The whole lot was common knowledge among the investigatory team. Everyone knew that two of the murdered bus passengers – Kate Andrews and Callum Willis – were friends of Chloe Lee. They’d been sat on the top deck behind Dryden, which suggested they were tailing the sergeant for some reason. Gilligan knew these facts intimately. The Old Man had personally interviewed Kate’s grieving parents at their home, beating Sant to the punch.
Sadly, a fourth person had been sat on the top deck, too. The killer. After shooting dead Dryden, Kate and Callum, the gunman had slaughtered four others on the bottom deck.
Sant reeled off a few more known truths, including the murdered bus driver’s previous for armed robbery in the 1980s, though how this past crime could spark off a motive for mass murder on a moving bus was beyond the powers of imagination.
Lister fixed eye contact with Sant until he’d finished speaking, then turned to the Old Man for ratification. Gilligan nodded once, glumly, before pinching the dimple in his passé plaid tie.
‘What about the numbers?’ Lister probed.
Sant took a moment to register the question. Lister meant the numbers Dryden had hastily marked on the misty bus window seconds before dying of two bullets shot from close range.
3-1-5 was the verdict by consensus. Though 3-1-S had not been ruled out.
The inspector chose his words carefully. ‘Possibly a phone number or some other number linked to Sergeant Dryden’s informant. We’ve done a BT directory search. Nothing’s come up.’
There was plenty that Sant had left out, not least his gut instincts on Dryden’s etchings. The 3 and 1, he believed, meant a date: the 31st of a particular month. Which month was unclear. The other marking – a 5 or an S – was possibly neither, but actually a half-complete figure 8. If so, Dryden was part way through marking a year in the 1980s. Maybe.
Sant had acted on impulse by taking a trip to the newspaper microfilm archive at the university library. And with a little help from a PhD student called Mia he’d identified a likely candidate for the date theory.
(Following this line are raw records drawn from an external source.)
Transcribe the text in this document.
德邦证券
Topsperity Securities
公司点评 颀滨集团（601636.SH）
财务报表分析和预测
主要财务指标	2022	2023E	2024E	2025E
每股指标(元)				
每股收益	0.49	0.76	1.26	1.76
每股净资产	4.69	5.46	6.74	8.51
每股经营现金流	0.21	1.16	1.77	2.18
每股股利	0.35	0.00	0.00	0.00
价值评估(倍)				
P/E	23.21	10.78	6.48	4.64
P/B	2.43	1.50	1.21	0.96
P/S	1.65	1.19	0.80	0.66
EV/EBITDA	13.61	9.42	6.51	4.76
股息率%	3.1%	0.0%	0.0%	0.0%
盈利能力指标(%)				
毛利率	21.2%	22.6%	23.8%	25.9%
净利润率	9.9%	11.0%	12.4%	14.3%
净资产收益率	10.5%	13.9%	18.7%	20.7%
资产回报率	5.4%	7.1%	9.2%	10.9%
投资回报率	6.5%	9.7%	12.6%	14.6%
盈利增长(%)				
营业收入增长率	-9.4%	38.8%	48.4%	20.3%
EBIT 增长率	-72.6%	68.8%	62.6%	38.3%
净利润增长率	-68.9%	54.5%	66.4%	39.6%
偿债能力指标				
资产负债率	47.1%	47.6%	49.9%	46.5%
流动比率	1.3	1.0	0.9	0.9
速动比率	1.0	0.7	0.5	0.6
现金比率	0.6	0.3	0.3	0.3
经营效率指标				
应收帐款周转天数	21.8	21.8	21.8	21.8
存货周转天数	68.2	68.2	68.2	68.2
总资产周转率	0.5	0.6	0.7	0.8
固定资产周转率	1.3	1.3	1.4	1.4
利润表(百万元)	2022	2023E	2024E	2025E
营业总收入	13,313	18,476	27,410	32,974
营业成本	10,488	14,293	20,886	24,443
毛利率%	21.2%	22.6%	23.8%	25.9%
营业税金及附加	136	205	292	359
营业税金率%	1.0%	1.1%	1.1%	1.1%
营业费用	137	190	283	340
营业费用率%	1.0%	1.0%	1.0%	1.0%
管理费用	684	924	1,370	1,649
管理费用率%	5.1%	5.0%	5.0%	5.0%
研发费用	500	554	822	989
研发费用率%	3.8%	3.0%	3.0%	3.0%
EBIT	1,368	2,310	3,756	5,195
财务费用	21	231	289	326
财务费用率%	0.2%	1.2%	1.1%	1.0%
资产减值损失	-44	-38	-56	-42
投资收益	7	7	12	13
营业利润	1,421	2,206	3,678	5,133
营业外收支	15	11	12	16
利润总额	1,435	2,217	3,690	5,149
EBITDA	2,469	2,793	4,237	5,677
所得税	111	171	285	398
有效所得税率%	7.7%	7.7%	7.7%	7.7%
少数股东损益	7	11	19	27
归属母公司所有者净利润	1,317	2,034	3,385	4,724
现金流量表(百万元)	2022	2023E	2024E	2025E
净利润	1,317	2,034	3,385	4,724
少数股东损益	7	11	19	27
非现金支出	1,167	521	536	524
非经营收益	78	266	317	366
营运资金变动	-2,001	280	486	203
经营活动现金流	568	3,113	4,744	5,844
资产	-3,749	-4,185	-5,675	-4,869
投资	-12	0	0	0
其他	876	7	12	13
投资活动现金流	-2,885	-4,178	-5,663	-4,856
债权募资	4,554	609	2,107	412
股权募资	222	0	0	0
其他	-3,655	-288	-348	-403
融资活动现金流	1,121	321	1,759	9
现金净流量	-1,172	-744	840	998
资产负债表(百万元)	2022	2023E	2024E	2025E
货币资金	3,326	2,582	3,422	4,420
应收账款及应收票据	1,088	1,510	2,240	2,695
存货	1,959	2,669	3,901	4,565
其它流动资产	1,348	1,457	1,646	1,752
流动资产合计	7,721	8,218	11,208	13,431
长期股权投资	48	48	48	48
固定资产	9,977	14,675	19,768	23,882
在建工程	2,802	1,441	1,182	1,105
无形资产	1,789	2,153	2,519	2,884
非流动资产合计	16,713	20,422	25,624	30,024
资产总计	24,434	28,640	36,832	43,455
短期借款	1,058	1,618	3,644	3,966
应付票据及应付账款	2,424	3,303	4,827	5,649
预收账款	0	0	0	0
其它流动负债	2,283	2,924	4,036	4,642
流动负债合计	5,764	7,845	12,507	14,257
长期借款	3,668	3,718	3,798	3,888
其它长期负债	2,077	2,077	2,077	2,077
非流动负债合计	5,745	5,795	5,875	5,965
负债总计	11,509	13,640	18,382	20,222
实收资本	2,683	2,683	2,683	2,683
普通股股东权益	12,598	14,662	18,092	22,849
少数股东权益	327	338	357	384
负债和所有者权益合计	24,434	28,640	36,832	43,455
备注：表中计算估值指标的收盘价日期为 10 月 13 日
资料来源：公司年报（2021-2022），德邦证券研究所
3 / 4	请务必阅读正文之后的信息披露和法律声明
The 31st of October 1984. The day two police officers were shot in Leeds. Sergeant George Gray murdered. PC Frank Tanner wounded. The two wanted men in the shootings somehow got away.
Two and a half years later, after an error-ridden investigation, a local criminal called Martin Humphreys was posthumously identified as the gunman who’d pulled the trigger on that dreadful day. He was never brought to trial because he accidentally, and fatally, shot himself whilst evading police following an armed raid on a supermarket.
His accomplice in the Halloween 1984 shootings, Alfred Shaw, was then acquitted of murdering Sergeant Gray, but found guilty of conspiring to rob and failing to disclose information. Soon after being imprisoned, however, Shaw was released on a legal technicality. He’d been denied proper access to a solicitor while in custody.
Lister and Gilligan were oblivious to Sant’s archive digging. The inspector would reveal all when the time was right. For now he needed more meat on bones connecting the bus murders and Chloe Lee’s disappearance with the killing of Gray.
‘You’re sure you’re not holding anything back?’ Lister’s protruding eyeballs stared deep into Sant’s retinas.
‘Certain,’ Sant lied.
Lister turned to his trusty comrade. ‘I’ll leave him under your wing, ACC Gilligan. Keep him in check. Any more nonsense, report him to me immediately. I’ve got more important things to deal with, but I won’t hesitate to take remedial action if necessary. On your way.’